The z-score that corresponds to a value of .6217 in the z-table is **.31**

**2. Use the Percentile to Z-Score Calculator.**

According to the Percentile to Z-Score Calculator, the z-score that corresponds to a percentile of .6217 is .**3099**.

**3. Use the invNorm() function on a TI-84 calculator.**

Using the invNorm() function on a TI-84 calculator, the z-score that corresponds to an area of .6217 to the left is **.3099**.

**Example 3: Find Z-Scores Given Area Between Two Values**

Find the z-scores that have 95% of the distribution’s area between them.

**Method 1: Use the z-table.**

If 95% of the distribution is located between two z-scores, it means that 5% of the distribution lies outside of the z-scores.

Thus, 2.5% of the distribution is less than one of the z-scores and 2.5% of the distribution is greater than the other z-score.

Thus, we can look up .025 in the z-table. The z-score that corresponds to .025 in the z-table is **-1.96**.

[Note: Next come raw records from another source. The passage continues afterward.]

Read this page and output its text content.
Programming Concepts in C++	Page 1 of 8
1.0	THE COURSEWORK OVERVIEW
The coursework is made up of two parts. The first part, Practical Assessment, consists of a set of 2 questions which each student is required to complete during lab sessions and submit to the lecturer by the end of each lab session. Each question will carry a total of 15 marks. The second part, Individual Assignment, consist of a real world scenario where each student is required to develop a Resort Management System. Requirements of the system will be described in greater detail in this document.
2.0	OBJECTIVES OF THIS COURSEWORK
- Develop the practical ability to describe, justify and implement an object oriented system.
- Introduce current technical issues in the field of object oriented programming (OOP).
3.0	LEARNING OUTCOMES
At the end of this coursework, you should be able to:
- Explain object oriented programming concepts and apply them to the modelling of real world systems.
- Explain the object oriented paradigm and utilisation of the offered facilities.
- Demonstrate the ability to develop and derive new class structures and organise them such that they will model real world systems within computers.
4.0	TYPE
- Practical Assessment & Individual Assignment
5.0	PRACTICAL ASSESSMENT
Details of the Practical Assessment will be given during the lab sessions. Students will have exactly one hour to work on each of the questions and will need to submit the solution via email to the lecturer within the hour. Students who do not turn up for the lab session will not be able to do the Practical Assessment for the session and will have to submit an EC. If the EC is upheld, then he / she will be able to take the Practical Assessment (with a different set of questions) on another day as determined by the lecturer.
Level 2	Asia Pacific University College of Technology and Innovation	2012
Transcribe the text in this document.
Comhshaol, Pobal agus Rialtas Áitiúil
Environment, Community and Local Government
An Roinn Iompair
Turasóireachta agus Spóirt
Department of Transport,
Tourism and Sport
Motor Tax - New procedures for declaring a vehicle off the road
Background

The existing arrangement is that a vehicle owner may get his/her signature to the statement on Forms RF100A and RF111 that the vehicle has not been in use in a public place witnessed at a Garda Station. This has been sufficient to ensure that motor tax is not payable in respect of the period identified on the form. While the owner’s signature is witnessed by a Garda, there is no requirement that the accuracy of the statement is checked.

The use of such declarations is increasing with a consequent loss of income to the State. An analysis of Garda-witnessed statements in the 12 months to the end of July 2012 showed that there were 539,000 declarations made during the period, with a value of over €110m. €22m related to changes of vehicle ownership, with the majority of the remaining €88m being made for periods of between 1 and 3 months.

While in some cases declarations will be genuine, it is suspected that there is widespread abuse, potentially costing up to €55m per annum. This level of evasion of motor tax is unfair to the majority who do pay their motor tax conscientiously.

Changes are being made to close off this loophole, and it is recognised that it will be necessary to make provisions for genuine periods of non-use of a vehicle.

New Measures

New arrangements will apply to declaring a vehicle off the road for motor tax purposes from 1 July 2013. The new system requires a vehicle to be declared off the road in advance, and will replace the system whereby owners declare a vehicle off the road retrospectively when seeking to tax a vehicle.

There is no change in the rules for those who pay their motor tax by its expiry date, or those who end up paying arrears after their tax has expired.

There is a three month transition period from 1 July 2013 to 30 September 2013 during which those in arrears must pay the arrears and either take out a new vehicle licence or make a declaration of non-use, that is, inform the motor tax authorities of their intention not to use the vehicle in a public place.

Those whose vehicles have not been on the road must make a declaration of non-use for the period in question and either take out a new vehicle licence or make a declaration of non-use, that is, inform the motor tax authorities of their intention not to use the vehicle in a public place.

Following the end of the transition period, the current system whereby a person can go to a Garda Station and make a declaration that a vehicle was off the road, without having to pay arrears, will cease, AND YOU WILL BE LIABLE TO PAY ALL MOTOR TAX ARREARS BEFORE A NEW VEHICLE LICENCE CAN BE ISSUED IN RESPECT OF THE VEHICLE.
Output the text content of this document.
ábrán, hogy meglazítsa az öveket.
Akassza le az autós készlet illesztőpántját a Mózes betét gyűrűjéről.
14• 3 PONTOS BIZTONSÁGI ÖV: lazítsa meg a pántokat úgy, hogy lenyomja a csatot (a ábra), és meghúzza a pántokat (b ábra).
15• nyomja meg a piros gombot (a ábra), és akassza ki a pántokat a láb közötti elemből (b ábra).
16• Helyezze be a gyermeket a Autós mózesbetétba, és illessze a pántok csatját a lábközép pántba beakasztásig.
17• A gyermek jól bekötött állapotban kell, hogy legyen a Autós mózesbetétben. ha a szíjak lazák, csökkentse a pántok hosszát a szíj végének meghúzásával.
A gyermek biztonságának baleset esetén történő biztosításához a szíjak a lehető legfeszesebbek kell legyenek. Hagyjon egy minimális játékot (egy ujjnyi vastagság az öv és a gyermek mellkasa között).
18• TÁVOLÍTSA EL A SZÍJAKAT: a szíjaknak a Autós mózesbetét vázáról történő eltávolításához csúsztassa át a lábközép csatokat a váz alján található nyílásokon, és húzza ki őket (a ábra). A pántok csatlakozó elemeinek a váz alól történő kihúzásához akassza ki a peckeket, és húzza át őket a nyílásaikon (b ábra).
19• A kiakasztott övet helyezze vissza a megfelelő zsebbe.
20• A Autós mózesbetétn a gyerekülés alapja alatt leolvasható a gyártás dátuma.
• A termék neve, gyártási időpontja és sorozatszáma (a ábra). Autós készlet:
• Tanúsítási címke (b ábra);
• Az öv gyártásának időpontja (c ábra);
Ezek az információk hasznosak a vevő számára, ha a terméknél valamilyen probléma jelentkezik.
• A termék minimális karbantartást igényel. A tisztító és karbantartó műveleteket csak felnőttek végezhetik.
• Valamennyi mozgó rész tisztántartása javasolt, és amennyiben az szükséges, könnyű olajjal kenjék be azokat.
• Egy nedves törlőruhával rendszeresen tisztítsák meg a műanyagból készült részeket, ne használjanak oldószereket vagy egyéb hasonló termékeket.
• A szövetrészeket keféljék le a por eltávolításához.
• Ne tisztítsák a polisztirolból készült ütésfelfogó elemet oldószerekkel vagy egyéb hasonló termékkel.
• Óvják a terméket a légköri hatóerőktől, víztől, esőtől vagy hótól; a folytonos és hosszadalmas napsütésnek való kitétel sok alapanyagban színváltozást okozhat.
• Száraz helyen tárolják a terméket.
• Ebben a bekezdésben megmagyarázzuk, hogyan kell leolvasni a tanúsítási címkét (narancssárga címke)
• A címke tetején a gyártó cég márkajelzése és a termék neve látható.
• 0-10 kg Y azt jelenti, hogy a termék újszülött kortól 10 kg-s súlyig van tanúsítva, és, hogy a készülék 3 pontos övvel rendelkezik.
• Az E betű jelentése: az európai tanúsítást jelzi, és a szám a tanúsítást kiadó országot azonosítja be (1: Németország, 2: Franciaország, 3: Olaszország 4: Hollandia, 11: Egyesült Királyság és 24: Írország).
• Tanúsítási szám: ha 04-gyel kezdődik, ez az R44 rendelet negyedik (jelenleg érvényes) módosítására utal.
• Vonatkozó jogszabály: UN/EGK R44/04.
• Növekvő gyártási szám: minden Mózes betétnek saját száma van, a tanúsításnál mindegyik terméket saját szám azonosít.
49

Thus, the z-scores that contain 95% of the distribution between them are **-1.96** and **1.96**.

**2. Use the Percentile to Z-Score Calculator.**

According to the Percentile to Z-Score Calculator, the z-score that corresponds to a percentile of .025 is **-1.96**.

Thus, the z-scores that contain 95% of the distribution between them are **-1.96** and **1.96**.

**3. Use the invNorm() function on a TI-84 calculator.**

Using the invNorm() function on a TI-84 calculator, the z-score that corresponds to an area of .025 to the left is **-1.96**.

Thus, the z-scores that contain 95% of the distribution between them are **-1.96** and **1.96**.